Que peut-on faire quand une épée de Damoclès a fixé l’heure de sa chute ?
Quels lambeaux de vie s’offrir quand on se sait sur le chemin de l’implosion ?
De quelles manières appréhender les jours restants ?
Jours restants ? Cela veut dire qu’elle n’existerait plus ?
Comment ne plus exister ? Est-ce seulement appréhendable par l’esprit ? Par son esprit ?
De quelles façons procéder ? Vivre ? Vivre pour les siens ? Structurer sa vie comme d’ordinaire ? Concevoir l’avenir ? Quel à-venir ?
Obéir au protocole arrêté par le thérapeute pour finir dans la douleur et la décomposition ? D’autant que le pronostic était sans appel et que la tache faisait tache d’huile.
« Je prendrai le large en beauté, décida-t-elle, en elle-même. J’irai au creux de la terre, là où se trouve la Connaissance et je la boirai. Je sais que Shamballa est la cité des Immortels, je vivrai donc et je ne mourrai point.
Là-bas, il y aura, aussi, toutes les réponses aux questions que se posèrent les Illustres et auxquelles, ils apportèrent des esquisses d’approches, à des années-lumière de la Vérité.
Ils ont eu le mérite de s’interroger et la démarche vaut bien plus que l’aboutissement.
Je ne suis pas une Illustre, je ne sais pas grand-chose du monde, je n’ai pas été, je ne suis pas une tourmentée de la vie ; je suis juste une humaine en besoin de vivre, d’encore vivre et de ne point mourir de sitôt. Voire de ne pas mourir du tout. Il a fallu que j’aille voir un praticien pour apprendre que je meure et je refuse. J’ai encore droit à la vie.
Ou alors Shamballa. Shamballa de mes rêves, parce que j’aime la lecture des mythes. Je vais m’apprêter pour y aller, je vais me faire belle, déployer ma chevelure, hâler ma peau et me noircir le regard. J’ai la peau belle et limpide et diaphane et à mes heures de gloire physique, mon mari me disait sa folie de ma peau. Il y mourait chaque soir, dans des halètements de plaisir intense.
- Je suis fou de toi ma perle rare, de désir et de beauté. Je suis fou de toi, vraiment. Penses-y à chaque instant du lever au coucher.
Cela veut dire que j’étais pourvoyeuse de ce qui fait l’acmé de la vie : le désir. Et malgré cela, j’étais destinée à mourir et assez tôt. À cinquante ans.
Agartha et Shamballa m’appellent. J’y peaufinerai mon savoir du monde, des trous noirs et des trous bleus et de toutes les autres grottes inaccessibles.
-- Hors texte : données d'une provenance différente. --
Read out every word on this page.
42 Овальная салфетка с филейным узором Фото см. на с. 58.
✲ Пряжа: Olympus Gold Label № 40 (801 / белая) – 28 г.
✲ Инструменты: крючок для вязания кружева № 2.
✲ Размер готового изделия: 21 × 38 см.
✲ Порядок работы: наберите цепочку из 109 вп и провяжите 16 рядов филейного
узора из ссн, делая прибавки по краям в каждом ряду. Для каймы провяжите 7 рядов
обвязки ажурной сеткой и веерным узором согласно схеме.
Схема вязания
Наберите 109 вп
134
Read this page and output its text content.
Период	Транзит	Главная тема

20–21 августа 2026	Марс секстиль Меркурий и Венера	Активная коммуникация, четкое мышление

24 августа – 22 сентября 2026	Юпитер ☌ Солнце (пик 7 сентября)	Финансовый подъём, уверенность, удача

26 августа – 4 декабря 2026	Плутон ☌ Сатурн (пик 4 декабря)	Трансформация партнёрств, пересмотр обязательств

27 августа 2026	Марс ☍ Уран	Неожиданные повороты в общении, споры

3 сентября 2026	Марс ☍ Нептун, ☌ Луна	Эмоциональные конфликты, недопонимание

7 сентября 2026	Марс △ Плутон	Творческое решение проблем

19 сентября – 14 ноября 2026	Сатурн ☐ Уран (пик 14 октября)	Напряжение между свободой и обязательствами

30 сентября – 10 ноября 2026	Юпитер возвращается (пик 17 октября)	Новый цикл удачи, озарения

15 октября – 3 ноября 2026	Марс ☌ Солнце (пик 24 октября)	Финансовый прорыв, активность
Et cerise sur le gâteau, je me débarrasserai de la peur collante de mes huit ans et après de mes trente ans et celle suffocante de mes quarante-huit ans. Peut-être est-ce déjà un soulagement ? Oui, en regard de mon royaume au creux de la terre. Je m’y dirigerai en Valkyrie, forte et sûre, combative et dominante et j’y vivrai. Je distribuerai, moi, la mort et je mettrai à ma droite les héros. »
Elle s’apprêta, se fit belle et elle l’était. Belle jusqu’à l’eau au-dessus de sa tête. Sa dernière pensée fut pour Virginia Woolf dont sa fille lui parla.
- Un être de sensibilité extrême.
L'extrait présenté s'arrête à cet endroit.